The __solution__ to the problem of too many weights exists: a special kind of neural network, or rather, a special kind of layer that can be included in a deep neural network, the __convolutional layer__.  Networks including convolutional layers are called __convolutional neural networks (CNNs)__.

Their __key property__ is that they can detect __image features__ such as bright or dark (or specific color) spots, edges in various orientations, patterns, and so on.

Normally a stop sign in the top right corner of the image would be detected only if the training data included an image with the stop sign in the top right corner. __CNNs can recognize the object anywhere__ in the image no matter where it has been observed in the training images.

## Why we need CNNs
___
CNNs use a clever trick to __reduce the amount of training data__ required to detect objects in different conditions. The trick basically amounts to using the __same input weights for many neurons__ – so that all of these neurons are activated by the __same pattern – but with different input pixels__. We can for example have a set of neurons that are activated by a cat’s pointy ear. When the input is a photo of a cat, two neurons are activated, one for the left ear and another for the right. We can also let the neuron’s input pixels be taken from a smaller or a larger area, so that different neurons are activated by the ear appearing in different scales (sizes), so that we can detect a small cat's ears even if the training data only included images of big cats.

## Mix
___
The __convolutional neurons__ are typically placed in the __bottom layers__ of the network, which processes the __raw input pixels__. Basic neurons (like the perceptron neuron discussed above) are placed in the higher layers, which process the output of the bottom layers. The bottom layers can usually be trained using __unsupervised learning__, without a particular prediction task in mind. Their weights will be tuned to detect features that __appear frequently__ in the input data. Thus, with photos of animals, typical features will be ears and snouts, whereas in images of buildings, the features are architectural components such as walls, roofs, windows, and so on.

This means that __pre-trained convolutional layers__ can be reused in many different image processing tasks.
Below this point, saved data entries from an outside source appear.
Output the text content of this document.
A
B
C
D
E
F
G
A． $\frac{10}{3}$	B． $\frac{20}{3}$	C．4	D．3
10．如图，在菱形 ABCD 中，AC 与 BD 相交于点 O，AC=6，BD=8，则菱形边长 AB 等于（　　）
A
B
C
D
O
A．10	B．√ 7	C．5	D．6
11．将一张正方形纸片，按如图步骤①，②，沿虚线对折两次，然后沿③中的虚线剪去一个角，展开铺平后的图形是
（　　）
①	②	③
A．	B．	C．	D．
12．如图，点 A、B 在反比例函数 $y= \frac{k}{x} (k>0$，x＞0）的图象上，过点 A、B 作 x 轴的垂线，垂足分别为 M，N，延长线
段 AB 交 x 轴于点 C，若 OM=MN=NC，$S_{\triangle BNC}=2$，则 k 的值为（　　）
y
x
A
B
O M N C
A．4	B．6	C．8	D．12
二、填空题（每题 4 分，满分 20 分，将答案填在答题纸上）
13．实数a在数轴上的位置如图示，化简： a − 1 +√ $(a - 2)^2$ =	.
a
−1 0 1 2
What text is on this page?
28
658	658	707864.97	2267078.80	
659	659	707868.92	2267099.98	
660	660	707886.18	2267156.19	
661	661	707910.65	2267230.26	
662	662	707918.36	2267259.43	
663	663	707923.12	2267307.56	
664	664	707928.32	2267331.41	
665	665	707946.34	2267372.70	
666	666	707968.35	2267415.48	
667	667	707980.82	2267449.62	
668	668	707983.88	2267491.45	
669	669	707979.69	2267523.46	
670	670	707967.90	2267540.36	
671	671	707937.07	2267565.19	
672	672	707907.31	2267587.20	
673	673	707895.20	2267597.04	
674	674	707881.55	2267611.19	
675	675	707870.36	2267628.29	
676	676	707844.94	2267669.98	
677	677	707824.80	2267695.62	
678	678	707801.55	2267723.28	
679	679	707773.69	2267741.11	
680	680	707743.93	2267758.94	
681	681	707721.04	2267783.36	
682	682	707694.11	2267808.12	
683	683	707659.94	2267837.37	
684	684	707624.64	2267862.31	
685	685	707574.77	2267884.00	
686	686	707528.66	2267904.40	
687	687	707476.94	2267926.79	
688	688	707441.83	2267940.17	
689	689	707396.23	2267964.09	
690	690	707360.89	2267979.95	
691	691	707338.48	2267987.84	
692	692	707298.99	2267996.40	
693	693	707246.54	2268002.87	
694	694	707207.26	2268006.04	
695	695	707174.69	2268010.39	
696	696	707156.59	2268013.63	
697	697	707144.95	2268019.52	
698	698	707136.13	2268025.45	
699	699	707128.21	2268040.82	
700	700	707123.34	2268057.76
This is extremely important since it is easy to get virtually unlimited amounts of unlabeled training data – images without labels – which can be used to train the bottom layers. The top layers are always trained by __supervised machine learning techniques__ such as __backpropagation__.

## Generative adversarial networks (GANs)
___
A fascinating result is obtained by taking the __pre-trained bottom layers__ and studying what the __features__ they have learned look like. This can be achieved by generating images that __activate a certain set of neurons__ in the __bottom layers__. Looking at the generated images, we can see what the neural network “thinks” __a particular feature__ looks like, or what an __image__ with a select set of features in it would look like.

The idea is to let the __two networks__ compete against each other. One of the networks is trained to __generate images__ like the ones in the training data. The other network’s task is to __separate images__ generated by the first network from real images from the training data – it is called the __adversarial network__, and the whole system is called __generative adversarial network__ or a GAN.

The system trains the two models side by side. In the beginning of the training, the adversarial model has an easy task to tell apart the real images from the training data and the clumsy attempts by the generative model. However, as the generative network slowly gets better and better, the adversarial model has to improve as well, and the cycle continues __until eventually the generated images are almost indistinguishable from real ones__. The GAN tries to not only reproduce the images in the training data: that would be a way too simple strategy to beat the adversarial network. Rather, the system is trained so that it has to be able to __generate new, real-looking images__ too.